This is part of a derivation of the solution for an L2-penalized linear regression (ridge regression), as demonstrated on this page.
With centered predictors, let the model matrix for the regression be the $N$ (rows, observations) by $m$ (columns, predictor variables) matrix $X$. With an $N \times 1$ outcome vector $y$, the parameter estimates from the L2-penalized regression at penalty $\lambda$ are given by:
$$\hat \beta = (X^TX + \lambda I)^{-1}X^Ty.$$
The text you cite uses $d$ instead of $y$ for the vector of outcomes and $w$ instead of $\beta$ for the vector of parameters, but I'm trying to keep to what seems to be the usual choices of variable names on this site.
Putting aside the (unfortunate?) choice of (offsetting?) negative signs in the cited text (noted in comments), what's called "the time-averaged $M$-by-$M$ correlation matrix" in the text is supposed to be equivalent to $X^TX$ above. That's evident on the next page of the text, when the "normal equation" for linear regression is discussed.
So the question can be re-phrased: does the formula in Equation 2.30 give the same matrix as $X^TX$ (except perhaps for sign)?
Let's index $X^TX$ by $p$ for rows and $q$ for columns.

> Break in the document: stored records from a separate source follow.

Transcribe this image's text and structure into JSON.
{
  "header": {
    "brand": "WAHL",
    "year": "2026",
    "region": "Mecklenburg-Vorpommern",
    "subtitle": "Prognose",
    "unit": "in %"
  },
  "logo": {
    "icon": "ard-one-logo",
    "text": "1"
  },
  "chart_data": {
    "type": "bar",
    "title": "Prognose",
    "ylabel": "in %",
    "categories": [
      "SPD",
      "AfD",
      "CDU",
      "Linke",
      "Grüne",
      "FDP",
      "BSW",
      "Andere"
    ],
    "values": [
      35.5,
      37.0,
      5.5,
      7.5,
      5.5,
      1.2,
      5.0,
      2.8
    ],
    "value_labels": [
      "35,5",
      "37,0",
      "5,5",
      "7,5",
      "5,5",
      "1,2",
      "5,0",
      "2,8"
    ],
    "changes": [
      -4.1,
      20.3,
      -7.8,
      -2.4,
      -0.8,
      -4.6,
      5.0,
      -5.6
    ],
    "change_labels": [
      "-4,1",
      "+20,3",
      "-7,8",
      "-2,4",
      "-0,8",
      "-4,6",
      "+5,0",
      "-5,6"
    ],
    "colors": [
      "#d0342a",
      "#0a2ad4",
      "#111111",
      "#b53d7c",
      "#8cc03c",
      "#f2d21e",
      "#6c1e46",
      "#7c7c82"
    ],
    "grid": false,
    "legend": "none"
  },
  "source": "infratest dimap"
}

Then the $p,q$ element of $X^TX$ is $\sum_{i=1}^N X_{i,p} X_{i,q}$. There are no products involving predictor values at different times/trials.
Now consider "the outer product[s] of the regressors $x_i$ and $x_j$, applied to the environment on the $i$th and $j$th experimental trials" the are summed to get the matrix in Equation 2.30. In that context, $x_i$ and $x_j$ are the $m \times 1$ vectors of predictors at times/trials $i$ resp. $j$, equivalent to rows $i$ and $j$ of the model matrix $X$.
For a single choice of $i,j$, the $p,q$ element of that outer product, in terms of the model matrix $X$ defined above, would be $X_{i,p} X_{j,q}$. Even for a single choice of $i,j$ that thus doesn't make sense; it involves products of values of different predictors at different times/trials.
Unless I'm missing something, that does seem to be an error in the text. The text does get the form correct in subsequent references to the input-vector correlation matrix, as in Equation 3.30.